RAPPRESENTANTE ACS IN ECUADOR DOPO IL TERREMOTO: NULLA È RIMASTO IN PIEDI. LA FONDAZIONE PIANIFICA NUOVI AIUTI

RAPPRESENTANTE ACS IN ECUADOR DOPO IL TERREMOTO: NULLA È RIMASTO IN PIEDI
LA FONDAZIONE PIANIFICA NUOVI AIUTI
«Ora più che mai il sostegno di Aiuto alla Chiesa che Soffre è essenziale per questo paese». Così il responsabile internazionale di ACS per l’America Latina, Marco Mencaglia, al ritorno da un viaggio in Ecuador effettuato per constatare gli ingenti danni provocati dal terremoto del 16 aprile scorso e organizzare ulteriori aiuti.
La fondazione pontificia è intervenuta già nei giorni appena successivi al sisma con un contributo straordinario di 70mila euro. «Il vostro aiuto ci riempito il cuore di gioia – ha detto a Mencaglia l’arcivescovo di Portovejo, monsignor Lorenzo Voltolini Esti – grazie a voi abbiamo potuto comprare acqua, cibo e vestiti alle migliaia di persone rimaste senza una casa».

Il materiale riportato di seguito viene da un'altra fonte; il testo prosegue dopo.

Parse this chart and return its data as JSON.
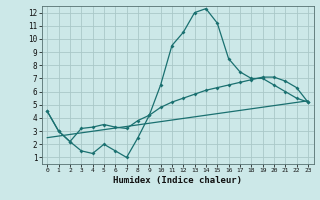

Il terremoto è stato di 7,8 gradi di magnitudo sulla scala Richter ed è durato appena 50 secondi. Eppure i danni sono stati altissimi. Secondo gli ultimi dati forniti dalla Caritas nazionale, vi sarebbero oltre 660 vittime, 31 dispersi e 30.223 persone in stato di emergenza. I palazzi danneggiati sono invece 1.125 e le scuole 560.
«Manta, Pedernales, Jama, Portovejo, è difficile stabilire da dove cominciare a ricostruire, perché nulla è rimasto in piedi – afferma Mencaglia – La gente non ha più di che vivere, i loro luoghi di lavoro sono stati tutti distrutti e i bambini non hanno più una scuola dove andare». A Rocafuerte ad esempio, un istituto gestito dalle Suore oblate di San Francesco di Sales è stato chiuso per motivi di sicurezza. Ci vorrà molto tempo prima che i 1500 alunni possano tornare a scuola.
Come spesso accade, la Chiesa rappresenta uno dei pochi punti di riferimento per la popolazione. Nel suo viaggio per pianificare un programma di aiuti, Mencaglia ha incontrato le Suore Missionarie di Maria Aiuto dei Cristiani che nel piccolo villaggio di Canoa sono da sempre una presenza importantissima. La loro chiesa e il loro convento sono stati completamente distrutti: «una perdita gravissima per tutta la popolazione. Più volte mi hanno detto: “se le religiose lasceranno il villaggio, anche Dio ci abbandonerà”».
In tutti i centri colpiti dal sisma, la Chiesa distribuisce equamente gli aiuti tra gli sfollati. A Portovejo la maggior parte di loro si è rifugiata nella tendopoli allestita nella spianata antistante al vecchio aeroporto della città, dove il religioso dehoniano, padre Pedro Jesús Arenal, offre alle famiglie anche un sostegno psicologico e spirituale. «Non hanno soltanto perso i propri cari e la propria casa – afferma il religioso spagnolo – ma anche il lavoro e quindi la dignità. E per i tanti poveri, oggi caduti in miseria, non vi sono molte possibilità di ricostruirsi una vita».